DATED at Olympia, Washington this 10th day of June, 2011.
Madsen, C.J. |
|
C. Johnson, J. |
J. M. Johnson, J. |
Alexander, J. |
Fairhurst, J. |
Owens, J. |
Stephens, J. |
Chambers, J. |
Wiggins, J. |
(a) Definitions
(1) "Digital signature" is defined in RCW 19.34.020.
(2) "Electronic Filing" is the electronic transmission of information to a court or clerk for case processing.
(3) "Electronic Document" is an electronic version of information traditionally filed in paper form, except for documents filed by facsimile which are addressed in GR 17. An electronic document has the same legal effect as a paper document.
(4) "Electronic Filing Technical Standards" are those standards, not inconsistent with this rule, adopted by the Judicial Information System committee to implement electronic filing.
(5) "Filer" is the person whose user ID and password are used to file an electronic document.

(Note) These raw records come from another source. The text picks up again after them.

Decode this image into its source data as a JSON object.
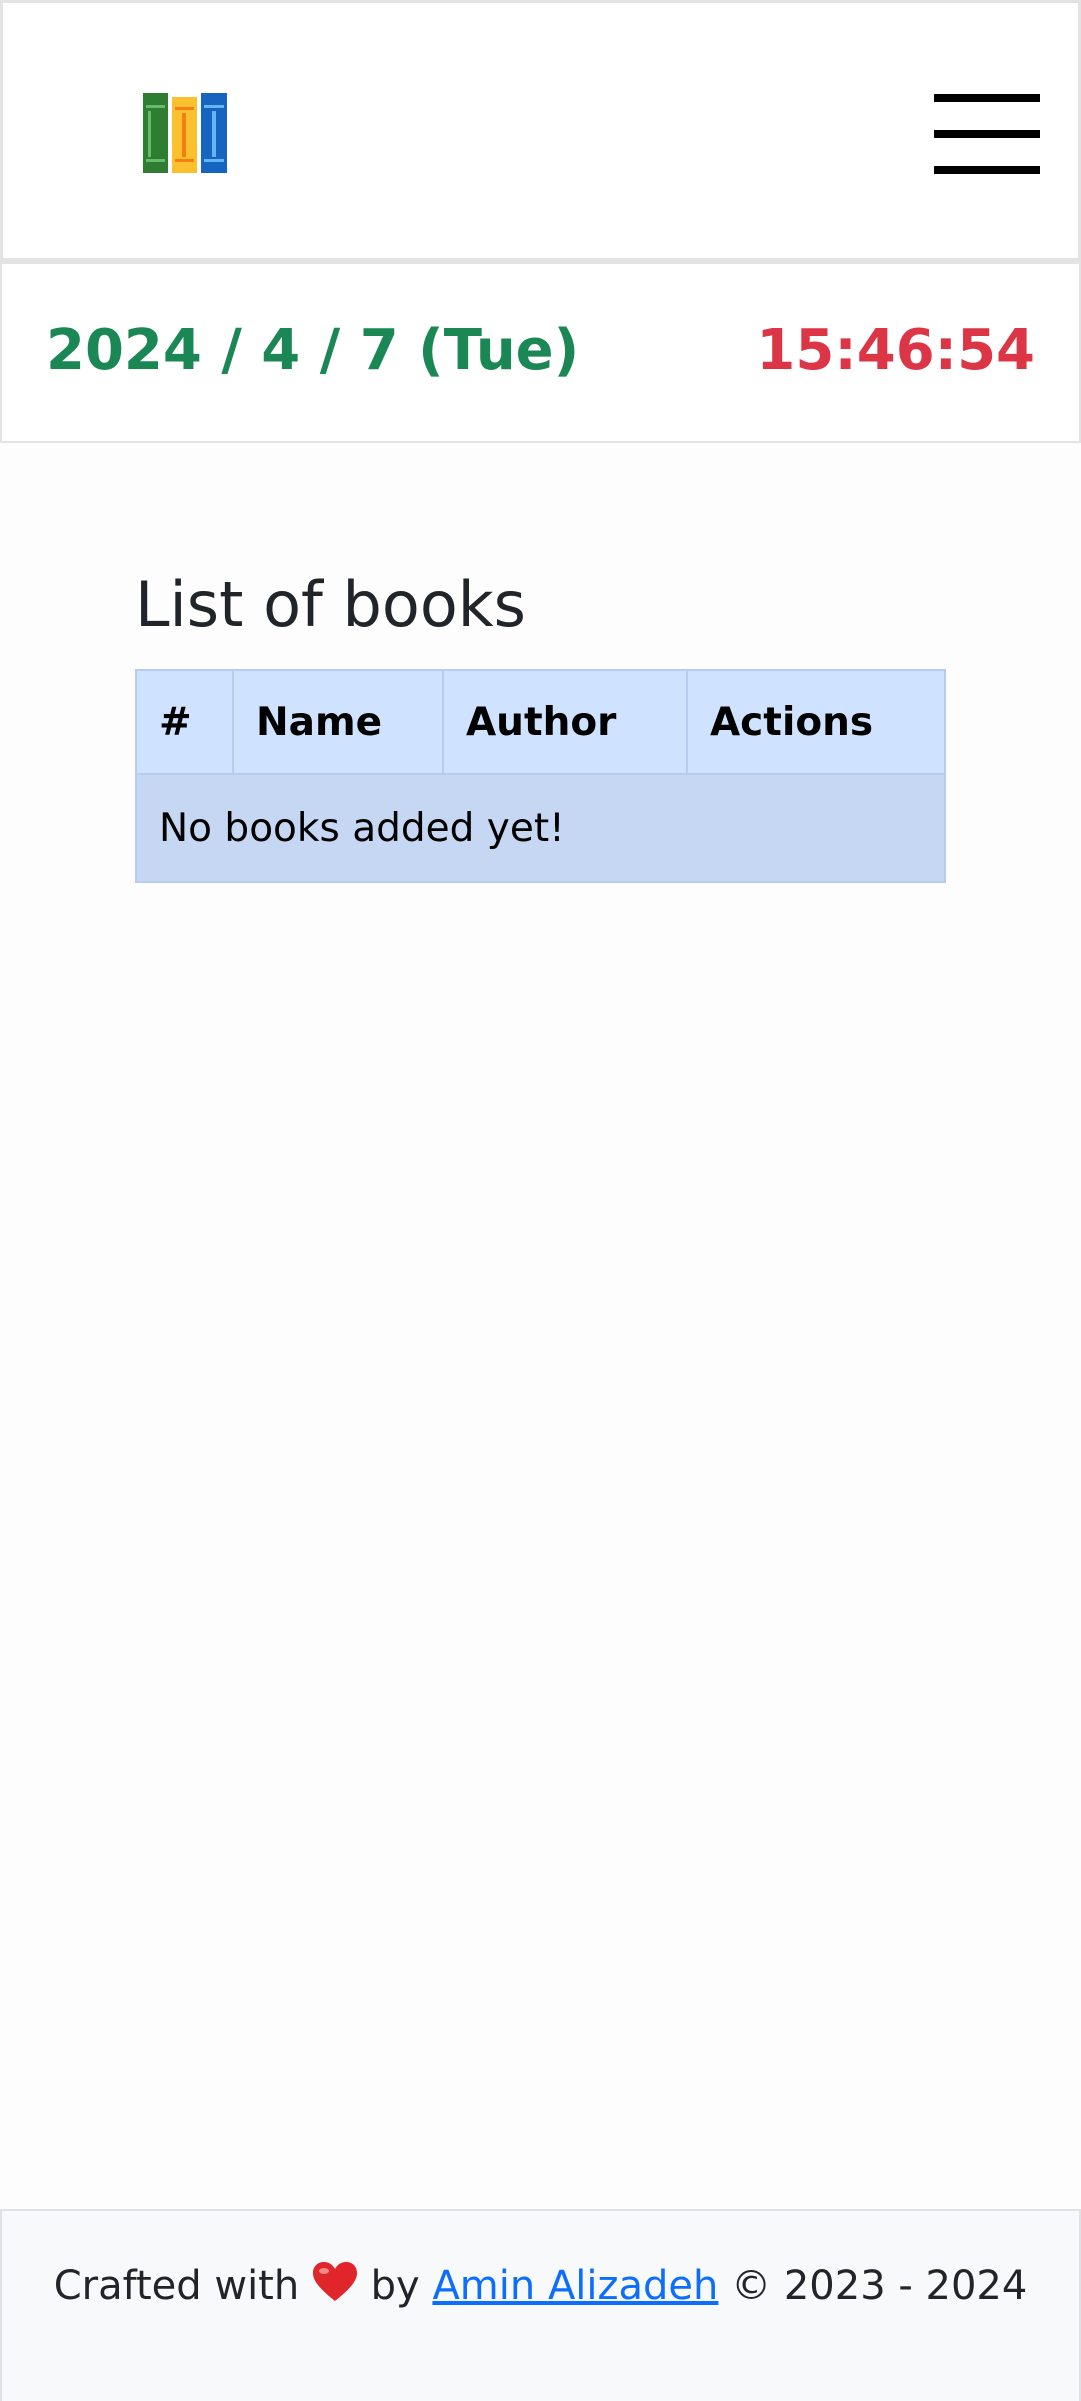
{
  "header": {
    "logo_icon": "books-logo-icon",
    "menu_icon": "hamburger-menu-icon"
  },
  "datebar": {
    "date": "2024 / 4 / 7 (Tue)",
    "time": "15:46:54",
    "date_color": "#1a8754",
    "time_color": "#dc3545"
  },
  "main": {
    "title": "List of books",
    "table": {
      "columns": [
        "#",
        "Name",
        "Author",
        "Actions"
      ],
      "empty_message": "No books added yet!"
    }
  },
  "footer": {
    "prefix": "Crafted with",
    "heart_icon": "heart-icon",
    "by": "by",
    "author_link": "Amin Alizadeh",
    "suffix": "© 2023 - 2024",
    "link_color": "#0d6efd"
  }
}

Comment: The form of "digital signature" that is acceptable is not limited to the procedure defined by chapter 19.34 RCW, but may include other equivalently reliable forms of authentication as adopted by local court rule or general.
(b) Electronic filing authorization, exception, service, and technology equipment.
(1) The clerk may accept for filing an electronic document that complies with the Court Rules and the Electronic Filing Technical Standards.
(2) A document that is required by law to be filed in non-electronic media may not be electronically filed. Comment Certain documents are required by law to be filed in non-electronic media. Examples are original wills, certified records of proceedings for purposes of appeal, negotiable instruments, and documents of foreign governments under official seal.
(3) Electronic Transmission from the Court. The clerk may electronically transmit notices, orders, or other documents to a party who has filed electronically, or has agreed to accept electronic documents from the court, and has provided the clerk the address of the party's electronic mailbox. It is the responsibility of the filing or agreeing party to maintain an electronic mailbox sufficient to receive electronic transmissions of notices, orders, and other documents.
(4) Electronic Service by Parties. Parties may electronically serve documents on other parties of record only by agreement.
(5) A court may adopt a local rule that mandates electronic filing by attorneys provided that the attorneys are not additionally required to file paper copies except for those documents set forth in (b)(2). The local rule shall not be inconsistent with this Rule and the Electronic Filing Technical Standards, and the local rule shall permit paper filing upon a showing of good cause. Electronic filing should not serve as a barrier to access.
Comment: When adopting electronic filing requirements, courts should refrain from requiring counsel to provide duplicate paper pleadings as "working copies" for judicial officers.
(c) Time of Filing, Confirmation, and Rejection.
(1) An electronic document is filed when it is received by the clerk's designated computer during the clerk's business hours; otherwise the document is considered filed at the beginning of the next business day.
(2) The clerk shall issue confirmation to the filing party that an electronic document has been received.
(3) The clerk may reject a document that fails to comply with applicable electronic filing requirements. The clerk must notify the filing party of the rejection and the reason therefore.
(d) Authentication of Electronic Documents.
(1) Procedures
(A) A person filing an electronic document must have
applied for and received a user ID and password from a
government agency or a person delegated by such agency in
order to use the applicable electronic filing service
provider.
Comment: The committee encourages local clerks and courts to develop a protocol for uniform statewide single user ID's and passwords.
(B) All electronic documents must be filed by using the user ID and password of the filer.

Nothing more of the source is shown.